QCD antenna radiative spectrum in dense media within the Improved Opacity Expansion
Matvey V. Kuzmin, João M. Silva
TL;DR
This work extends the theory of jet–medium interactions by computing the double differential soft-gluon spectrum from a color-singlet $q\bar q$ antenna traversing a dense QCD medium within the Improved Opacity Expansion (IOE). By simultaneously incorporating single hard and multiple soft scatterings, the authors analytically reduce the full antenna cross-section to tractable expressions and reveal that rare hard (Molière) scatterings significantly alter the spectrum at large emission angles, accelerating color decoherence. The analysis decomposes the spectrum into LO and NLO interference contributions, with explicit in-in, in-out, and out-out components, and introduces regime-specific matching scales $Q_b$ and $Q_r$ to connect multiple soft scattering and single hard scattering limits.
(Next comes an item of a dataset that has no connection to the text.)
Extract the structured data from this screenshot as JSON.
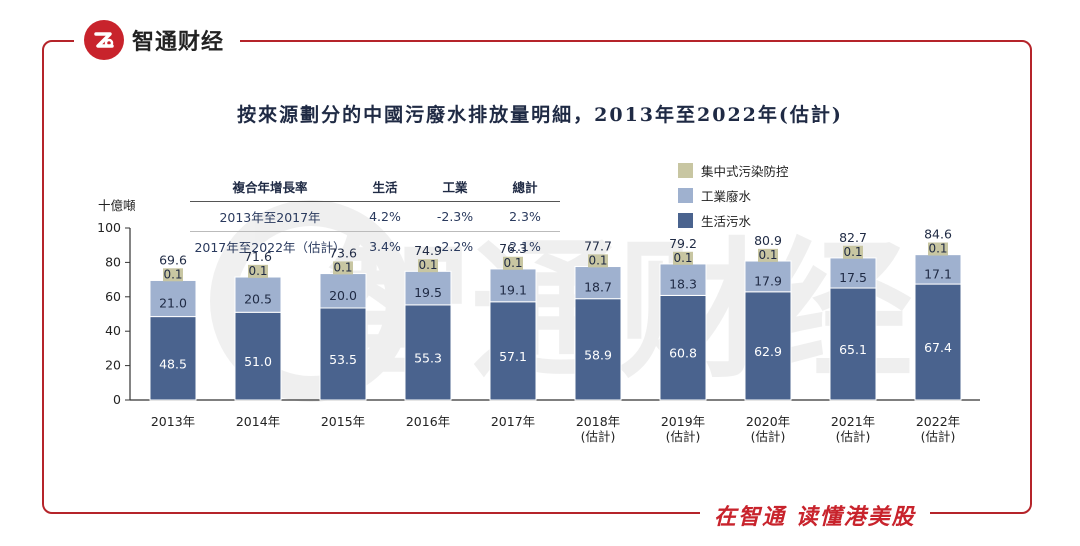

Numerical results show substantial NLO corrections (up to ~50%), with the decoherence pattern governed by a combination of the decoherence factor $\Delta_{\rm med}$ and kernel corrections, providing direct input for jet quenching phenomenology. The findings clarify the role of color decoherence in QCD matter and offer a framework for incorporating IOE-based antenna spectra into phenomenological models and Monte Carlo generators for heavy-ion collisions.
Abstract
We compute the double differential inclusive spectrum for the emission of a soft gluon from a color-singlet $q\bar q$ pair traversing a dense QCD medium. Our results extend the existing literature by simultaneously incorporating both single hard and multiple soft gluon exchanges between the jet and the medium -- an essential ingredient for a complete phenomenological description of jet quenching. Using the Improved Opacity Expansion framework, we provide an analytically tractable treatment, reducing the full cross-section to a set of simple expressions. Our analysis demonstrates that rare hard (Molière) scatterings significantly modify the gluon spectrum at large angles, accelerating the loss of color coherence between the initial quarks. We further quantify whether the modifications are driven by an overall weakening of the interference term, or by more detailed modifications to the fragmentation pattern. Our results provide a direct input for phenomenological jet quenching studies, offering new insights into the role of color decoherence in QCD matter.